Fast fluxDNS-техника ботнетов, при которой IP-адреса вредоносного домена быстро ротуются между множеством скомпрометированных хостов, чтобы затруднить блокировку и закрытие.
Fast flux — техника устойчивости, используемая криминальными сетями для поддержания доступности вредоносного контента. Атакующий задает домену очень короткий TTL и каждые несколько минут меняет его A-записи между пулом скомпрометированных устройств, часто домашних роутеров или IoT-ботов. Single-flux меняет только фронтовые IP; double-flux ротует и авторитетные DNS-серверы, что еще больше затрудняет takedown. Storm Worm, Avalanche и многие фишинговые киты использовали fast flux для C2 и страниц кражи учетных данных. Защита: пассивный DNS, RPZ-ленты против fluxing FQDN, мониторинг аномально коротких TTL и координированные ликвидации на уровне регистратора с участием CISA, европейских правоохранителей и ISP.
● Примеры
- 01
Ботнет Storm Worm ротовал тысячи скомпрометированных домашних ПК для размещения домена скачивания вредоносного ПО.
- 02
Сеть Avalanche использовала double-flux для прикрытия фишинга и банковских троянов до ликвидации в 2016 году.
● Частые вопросы
Что такое Fast flux?
DNS-техника ботнетов, при которой IP-адреса вредоносного домена быстро ротуются между множеством скомпрометированных хостов, чтобы затруднить блокировку и закрытие.

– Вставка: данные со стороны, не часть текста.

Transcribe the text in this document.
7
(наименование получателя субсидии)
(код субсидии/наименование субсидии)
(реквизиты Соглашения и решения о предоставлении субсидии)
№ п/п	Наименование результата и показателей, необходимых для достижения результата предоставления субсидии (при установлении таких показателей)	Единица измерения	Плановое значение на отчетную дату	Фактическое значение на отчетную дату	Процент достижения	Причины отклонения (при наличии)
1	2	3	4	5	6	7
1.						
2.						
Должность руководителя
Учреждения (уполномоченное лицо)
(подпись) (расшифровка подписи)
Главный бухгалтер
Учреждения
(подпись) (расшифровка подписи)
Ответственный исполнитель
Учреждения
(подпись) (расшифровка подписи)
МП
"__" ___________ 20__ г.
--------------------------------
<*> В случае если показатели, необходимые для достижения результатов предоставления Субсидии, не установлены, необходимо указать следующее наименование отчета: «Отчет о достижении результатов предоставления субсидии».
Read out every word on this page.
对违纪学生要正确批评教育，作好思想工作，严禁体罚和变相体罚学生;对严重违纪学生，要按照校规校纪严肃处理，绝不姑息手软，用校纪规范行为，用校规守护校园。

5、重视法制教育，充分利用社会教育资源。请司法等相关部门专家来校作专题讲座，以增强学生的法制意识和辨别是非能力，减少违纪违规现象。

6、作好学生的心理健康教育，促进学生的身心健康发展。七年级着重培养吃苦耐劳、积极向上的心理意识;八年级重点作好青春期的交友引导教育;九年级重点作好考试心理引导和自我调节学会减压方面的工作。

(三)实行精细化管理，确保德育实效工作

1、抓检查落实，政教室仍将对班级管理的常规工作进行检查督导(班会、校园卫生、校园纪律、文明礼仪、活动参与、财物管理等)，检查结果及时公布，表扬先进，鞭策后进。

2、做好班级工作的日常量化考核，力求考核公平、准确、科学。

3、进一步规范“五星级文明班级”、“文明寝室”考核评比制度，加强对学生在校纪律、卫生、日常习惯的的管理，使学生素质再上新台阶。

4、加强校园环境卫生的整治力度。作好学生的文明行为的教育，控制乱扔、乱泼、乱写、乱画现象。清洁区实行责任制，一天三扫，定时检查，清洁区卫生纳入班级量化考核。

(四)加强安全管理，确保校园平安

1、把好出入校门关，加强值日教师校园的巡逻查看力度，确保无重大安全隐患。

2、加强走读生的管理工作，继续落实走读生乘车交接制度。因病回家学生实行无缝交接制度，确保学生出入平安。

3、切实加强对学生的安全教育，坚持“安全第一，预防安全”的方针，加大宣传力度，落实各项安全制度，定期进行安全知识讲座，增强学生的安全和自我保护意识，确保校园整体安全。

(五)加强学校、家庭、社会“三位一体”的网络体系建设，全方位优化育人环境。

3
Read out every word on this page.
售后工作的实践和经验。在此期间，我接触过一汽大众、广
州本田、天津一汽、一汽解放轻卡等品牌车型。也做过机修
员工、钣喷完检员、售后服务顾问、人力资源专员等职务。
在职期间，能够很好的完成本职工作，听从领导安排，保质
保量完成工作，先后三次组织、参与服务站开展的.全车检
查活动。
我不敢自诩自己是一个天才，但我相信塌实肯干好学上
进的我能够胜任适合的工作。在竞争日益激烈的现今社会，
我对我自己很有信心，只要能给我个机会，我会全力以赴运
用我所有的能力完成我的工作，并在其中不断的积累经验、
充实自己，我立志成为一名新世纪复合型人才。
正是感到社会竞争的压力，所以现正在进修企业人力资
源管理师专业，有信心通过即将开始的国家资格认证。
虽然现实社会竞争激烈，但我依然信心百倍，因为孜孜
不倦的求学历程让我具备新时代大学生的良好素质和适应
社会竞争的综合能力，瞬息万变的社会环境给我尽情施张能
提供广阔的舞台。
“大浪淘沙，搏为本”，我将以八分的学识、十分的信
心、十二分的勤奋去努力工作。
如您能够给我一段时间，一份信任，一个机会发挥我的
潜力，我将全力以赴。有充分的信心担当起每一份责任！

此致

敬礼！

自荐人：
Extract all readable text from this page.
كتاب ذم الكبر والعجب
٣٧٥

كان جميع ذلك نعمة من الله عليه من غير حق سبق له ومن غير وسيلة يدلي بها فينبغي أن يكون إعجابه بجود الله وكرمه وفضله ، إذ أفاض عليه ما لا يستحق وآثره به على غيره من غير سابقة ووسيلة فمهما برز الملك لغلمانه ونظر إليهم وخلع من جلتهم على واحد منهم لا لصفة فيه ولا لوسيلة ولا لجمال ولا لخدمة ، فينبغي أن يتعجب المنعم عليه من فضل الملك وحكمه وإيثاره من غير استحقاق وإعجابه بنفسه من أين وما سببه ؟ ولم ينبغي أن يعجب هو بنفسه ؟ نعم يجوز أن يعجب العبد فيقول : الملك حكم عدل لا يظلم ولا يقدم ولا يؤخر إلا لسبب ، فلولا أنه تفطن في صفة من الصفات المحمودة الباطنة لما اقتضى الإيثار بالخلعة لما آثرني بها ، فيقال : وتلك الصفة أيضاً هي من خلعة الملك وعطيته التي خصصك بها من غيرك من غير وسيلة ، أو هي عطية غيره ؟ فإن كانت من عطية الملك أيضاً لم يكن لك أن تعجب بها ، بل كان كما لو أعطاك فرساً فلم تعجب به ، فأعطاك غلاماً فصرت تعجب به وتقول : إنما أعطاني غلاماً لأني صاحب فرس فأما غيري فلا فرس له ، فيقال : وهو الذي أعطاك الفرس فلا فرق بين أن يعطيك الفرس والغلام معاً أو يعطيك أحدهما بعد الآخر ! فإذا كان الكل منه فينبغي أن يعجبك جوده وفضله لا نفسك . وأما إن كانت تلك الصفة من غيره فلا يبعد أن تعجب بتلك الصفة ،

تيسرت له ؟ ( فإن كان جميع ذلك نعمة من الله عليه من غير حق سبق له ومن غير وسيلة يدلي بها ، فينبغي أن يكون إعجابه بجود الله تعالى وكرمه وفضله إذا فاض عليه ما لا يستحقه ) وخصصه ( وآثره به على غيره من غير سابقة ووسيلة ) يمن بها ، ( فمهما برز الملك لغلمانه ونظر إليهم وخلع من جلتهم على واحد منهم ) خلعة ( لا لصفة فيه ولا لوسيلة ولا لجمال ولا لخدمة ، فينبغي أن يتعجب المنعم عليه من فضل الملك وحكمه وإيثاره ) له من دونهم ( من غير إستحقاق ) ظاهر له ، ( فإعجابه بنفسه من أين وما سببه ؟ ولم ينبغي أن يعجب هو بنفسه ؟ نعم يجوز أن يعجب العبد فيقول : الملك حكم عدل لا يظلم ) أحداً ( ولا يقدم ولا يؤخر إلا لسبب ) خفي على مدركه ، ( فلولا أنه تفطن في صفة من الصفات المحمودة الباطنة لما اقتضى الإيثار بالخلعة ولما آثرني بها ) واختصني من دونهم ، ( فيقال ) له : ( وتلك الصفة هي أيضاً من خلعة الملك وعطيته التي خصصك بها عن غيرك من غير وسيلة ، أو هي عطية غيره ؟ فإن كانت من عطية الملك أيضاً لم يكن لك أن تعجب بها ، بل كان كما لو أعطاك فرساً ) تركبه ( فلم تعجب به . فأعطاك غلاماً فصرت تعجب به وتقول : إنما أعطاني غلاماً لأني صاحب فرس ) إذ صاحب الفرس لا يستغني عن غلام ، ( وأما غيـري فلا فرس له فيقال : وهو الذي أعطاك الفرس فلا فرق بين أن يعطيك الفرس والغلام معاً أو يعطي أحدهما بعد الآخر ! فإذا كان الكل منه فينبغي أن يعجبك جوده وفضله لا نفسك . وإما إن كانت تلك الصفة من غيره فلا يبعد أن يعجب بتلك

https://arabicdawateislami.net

Относится к категории Атаки и угрозы в кибербезопасности.
Что означает Fast flux?
DNS-техника ботнетов, при которой IP-адреса вредоносного домена быстро ротуются между множеством скомпрометированных хостов, чтобы затруднить блокировку и закрытие.
Как защититься от Fast flux?
Защита от Fast flux обычно сочетает технические меры и операционные практики, как описано в определении выше.
Какие есть другие названия Fast flux?
Распространённые альтернативные названия: Single-flux, Double-flux.